Chicago Tribune – June 24, 2007
By Heidi Stevens

Chicago Wilderness launches “Leave No Child Inside” program

Plant your kids outside and watch 'em grow

Ask Melinda Pruett-Jones about the need to get our kids outside more, and she uses words such as "essential," "so important" and "absolutely critical to the human race, really." Really?

Pruett-Jones, executive director of Chicago Wilderness, certainly makes a compelling argument. And her organization has just launched the "Leave No Child Inside" program to convince you as well. The program aims to connect children with the outdoors and teach them to love and protect nature.

"This is the most important thing Chicago Wilderness has ever done," Pruett-Jones said. "Probably the most important thing Chicago Wilderness will ever do."

Richard Louv wrote about the effects of nature -- or lack thereof -- on kids' lives in his 2005 book "Last Child in the Woods: Saving Our Children From Nature Deficit Disorder" (A book that revolutionized the way I view my daughter's free time). Louv argues that we're raising a generation of children with no connection to the Earth they inhabit -- no idea where their food comes from, no desire to climb a tree, no ability to lose an afternoon searching for frogs in a creek.

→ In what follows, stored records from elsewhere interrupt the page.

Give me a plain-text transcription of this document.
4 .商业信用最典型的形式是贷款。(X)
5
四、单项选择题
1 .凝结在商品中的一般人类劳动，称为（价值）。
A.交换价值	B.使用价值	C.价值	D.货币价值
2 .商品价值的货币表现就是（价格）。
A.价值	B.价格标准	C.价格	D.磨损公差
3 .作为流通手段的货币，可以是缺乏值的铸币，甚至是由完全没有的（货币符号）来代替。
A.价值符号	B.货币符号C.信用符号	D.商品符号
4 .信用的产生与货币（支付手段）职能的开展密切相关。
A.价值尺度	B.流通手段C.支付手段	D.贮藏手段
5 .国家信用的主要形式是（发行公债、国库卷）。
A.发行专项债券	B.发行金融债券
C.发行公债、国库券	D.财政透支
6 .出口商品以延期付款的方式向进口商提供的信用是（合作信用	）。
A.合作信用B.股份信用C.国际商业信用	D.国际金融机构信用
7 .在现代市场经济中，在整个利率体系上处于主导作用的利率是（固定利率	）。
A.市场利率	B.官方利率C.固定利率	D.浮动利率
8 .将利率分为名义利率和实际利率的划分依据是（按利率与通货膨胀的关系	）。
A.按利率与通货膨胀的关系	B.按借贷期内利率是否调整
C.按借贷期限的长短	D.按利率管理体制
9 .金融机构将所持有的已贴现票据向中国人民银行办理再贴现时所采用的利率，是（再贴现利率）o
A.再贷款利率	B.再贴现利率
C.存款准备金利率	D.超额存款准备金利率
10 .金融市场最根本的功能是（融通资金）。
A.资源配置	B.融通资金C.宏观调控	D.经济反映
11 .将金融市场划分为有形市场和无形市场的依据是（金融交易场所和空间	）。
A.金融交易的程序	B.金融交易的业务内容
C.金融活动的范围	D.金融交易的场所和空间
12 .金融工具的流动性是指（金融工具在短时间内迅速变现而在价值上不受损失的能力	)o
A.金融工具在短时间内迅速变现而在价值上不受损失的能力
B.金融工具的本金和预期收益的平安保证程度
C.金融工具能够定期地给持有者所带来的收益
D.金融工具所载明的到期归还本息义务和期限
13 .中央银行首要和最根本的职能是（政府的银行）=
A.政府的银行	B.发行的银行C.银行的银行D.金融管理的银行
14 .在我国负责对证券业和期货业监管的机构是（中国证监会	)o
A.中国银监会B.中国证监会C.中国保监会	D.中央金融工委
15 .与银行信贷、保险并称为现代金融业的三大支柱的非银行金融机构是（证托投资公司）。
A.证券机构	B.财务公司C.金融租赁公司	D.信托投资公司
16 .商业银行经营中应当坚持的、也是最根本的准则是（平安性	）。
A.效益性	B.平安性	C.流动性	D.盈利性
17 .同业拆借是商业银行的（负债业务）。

This "nature deficit disorder," Louv contends, can be linked to attention deficit disorder, depression and other health problems. "Leave No Child Inside" offers a cure. The 206 organizations in Illinois, Wisconsin, Indiana and Michigan that make up Chicago Wilderness are putting together year-round nature events such as camping trips, hikes and restoration activities. They're also compiling a Chicago Wilderness Field Book that will suggest local natural areas for families to visit.

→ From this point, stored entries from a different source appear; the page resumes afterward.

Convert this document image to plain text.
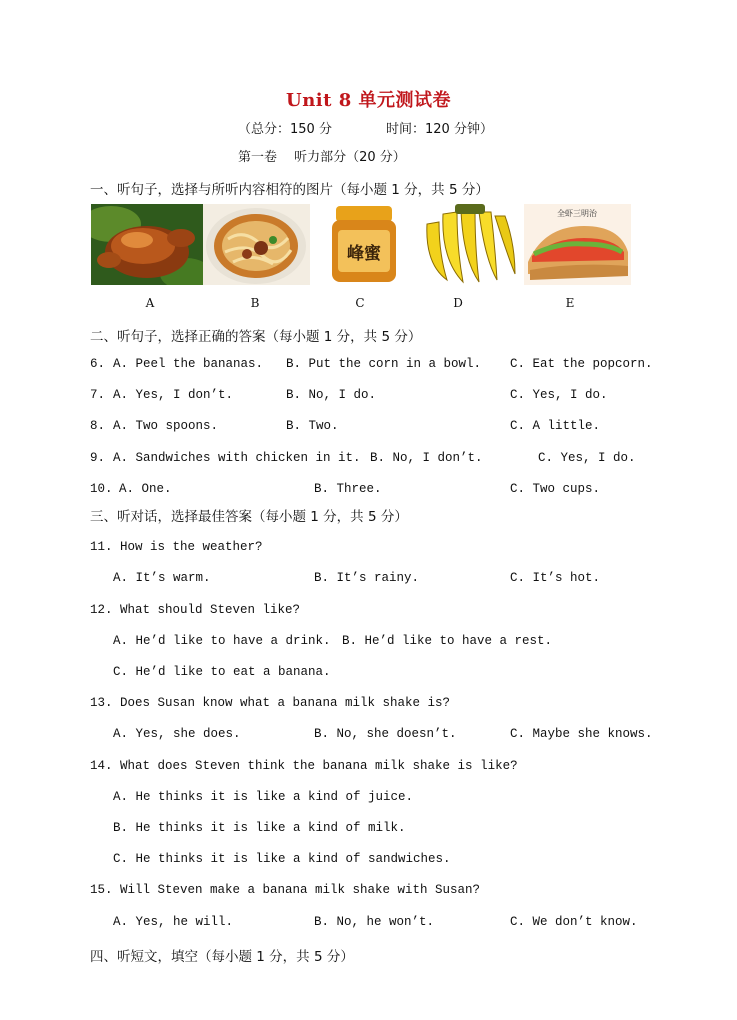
Unit 8 单元测试卷
（总分：150 分	时间：120 分钟）
第一卷　 听力部分（20 分）
一、听句子，选择与所听内容相符的图片（每小题 1 分，共 5 分）
峰蜜
全虾三明治
A	B	C	D	E
二、听句子，选择正确的答案（每小题 1 分，共 5 分）
6. A. Peel the bananas. B. Put the corn in a bowl. C. Eat the popcorn.
7. A. Yes, I don’t.	B. No, I do.	C. Yes, I do.
8. A. Two spoons.	B. Two.	C. A little.
9. A. Sandwiches with chicken in it. B. No, I don’t.	C. Yes, I do.
10. A. One.	B. Three.	C. Two cups.
三、听对话，选择最佳答案（每小题 1 分，共 5 分）
11. How is the weather?
A. It’s warm.	B. It’s rainy.	C. It’s hot.
12. What should Steven like?
A. He’d like to have a drink. B. He’d like to have a rest.
C. He’d like to eat a banana.
13. Does Susan know what a banana milk shake is?
A. Yes, she does.	B. No, she doesn’t.	C. Maybe she knows.
14. What does Steven think the banana milk shake is like?
A. He thinks it is like a kind of juice.
B. He thinks it is like a kind of milk.
C. He thinks it is like a kind of sandwiches.
15. Will Steven make a banana milk shake with Susan?
A. Yes, he will.	B. No, he won’t.	C. We don’t know.
四、听短文，填空（每小题 1 分，共 5 分）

"The more time kids spend outside and the more questions they ask, their relationship to nature goes beyond only going there on special occasions and under duress," Pruett-Jones said. "It becomes a place they like to be."

So where do you, as a parent, start? What if you don't live near a forest preserve? What if your neighborhood isn't safe for kids to play outside for hours on end?

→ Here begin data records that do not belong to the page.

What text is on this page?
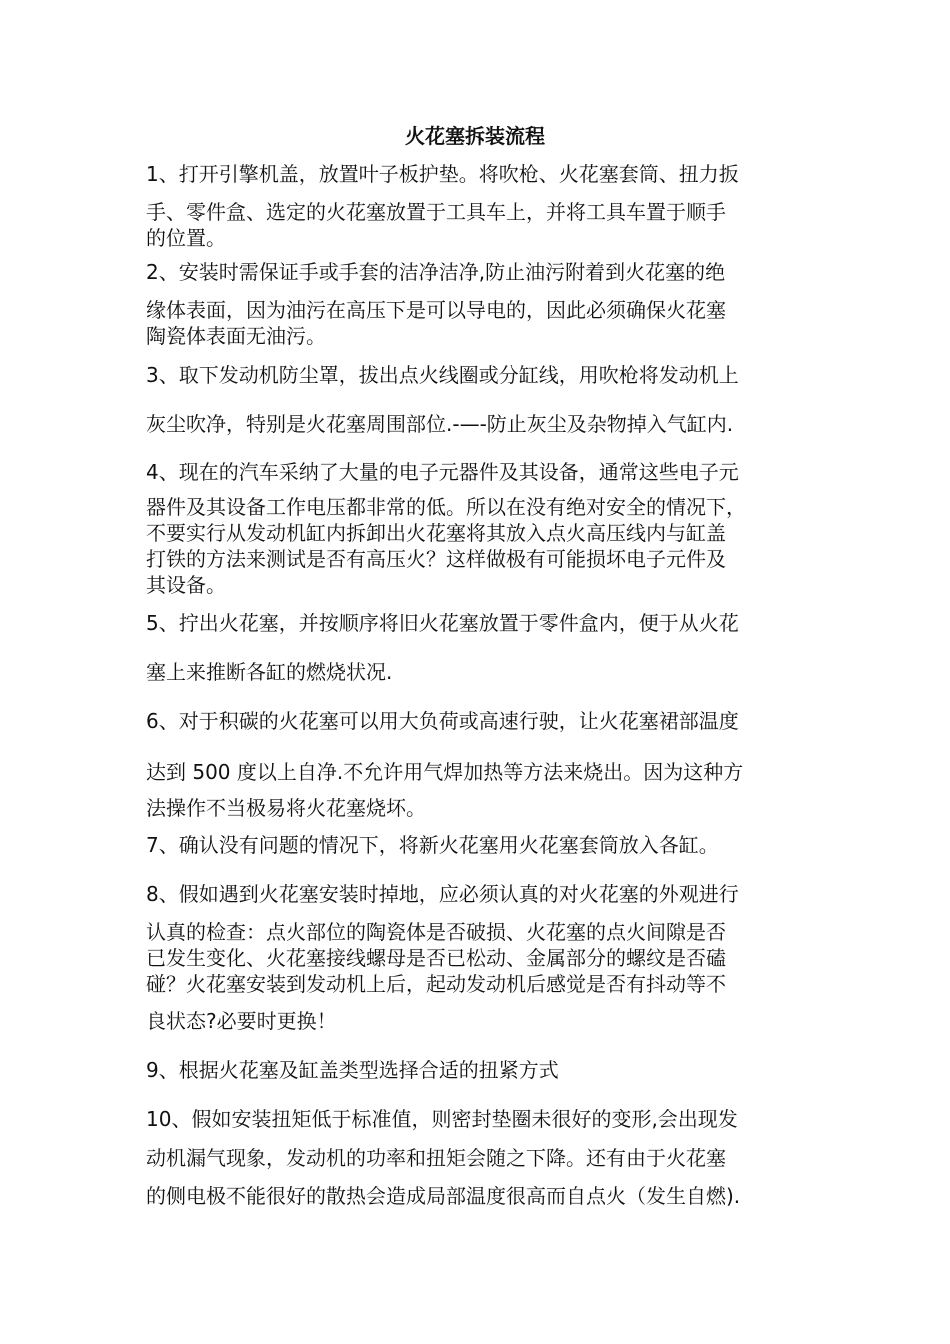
火花塞拆装流程
1、打开引擎机盖，放置叶子板护垫。将吹枪、火花塞套筒、扭力扳
手、零件盒、选定的火花塞放置于工具车上，并将工具车置于顺手
的位置。
2、安装时需保证手或手套的洁净洁净,防止油污附着到火花塞的绝
缘体表面，因为油污在高压下是可以导电的，因此必须确保火花塞
陶瓷体表面无油污。
3、取下发动机防尘罩，拔出点火线圈或分缸线，用吹枪将发动机上
灰尘吹净，特别是火花塞周围部位.-—-防止灰尘及杂物掉入气缸内.
4、现在的汽车采纳了大量的电子元器件及其设备，通常这些电子元
器件及其设备工作电压都非常的低。所以在没有绝对安全的情况下，
不要实行从发动机缸内拆卸出火花塞将其放入点火高压线内与缸盖
打铁的方法来测试是否有高压火？这样做极有可能损坏电子元件及
其设备。
5、拧出火花塞，并按顺序将旧火花塞放置于零件盒内，便于从火花
塞上来推断各缸的燃烧状况.
6、对于积碳的火花塞可以用大负荷或高速行驶，让火花塞裙部温度
达到 500 度以上自净.不允许用气焊加热等方法来烧出。因为这种方
法操作不当极易将火花塞烧坏。
7、确认没有问题的情况下，将新火花塞用火花塞套筒放入各缸。
8、假如遇到火花塞安装时掉地，应必须认真的对火花塞的外观进行
认真的检查：点火部位的陶瓷体是否破损、火花塞的点火间隙是否
已发生变化、火花塞接线螺母是否已松动、金属部分的螺纹是否磕
碰？火花塞安装到发动机上后，起动发动机后感觉是否有抖动等不
良状态?必要时更换！
9、根据火花塞及缸盖类型选择合适的扭紧方式
10、假如安装扭矩低于标准值，则密封垫圈未很好的变形,会出现发
动机漏气现象，发动机的功率和扭矩会随之下降。还有由于火花塞
的侧电极不能很好的散热会造成局部温度很高而自点火（发生自燃).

Go to, the "Leave No Child Inside" Web site, where you'll find a category called "What Can You Do?" Click there for a list of upcoming Chicago Wilderness events as well as suggested family activities, such as raising monarch butterflies and bird watching. There's something for everyone: city kids, suburb kids, young kids, teenage kids.

Or maybe you view the program as inspiration to visit some of the Chicago area's treasures that you keep meaning to get to: Morton
Arboretum, Chicago Botanic Garden, Garfield Park Conservatory, Busse Woods. The important thing, Pruett-Jones said, is just to get

"My boys are 15 and 11 and they've had so much exposure to nature, from a variety of experiences," Pruett-Jones said, "but that indoor culture is still there. My 11-year-old loves to compose hiphop on the computer. But when I take them outside and unplug them, they're able to let go, decompress, have fun. It's so important for them."

"In nature," Louv writes, "a child finds freedom, fantasy and privacy: a place distant from the adult world, a separate peace."

It's tough to find that on television.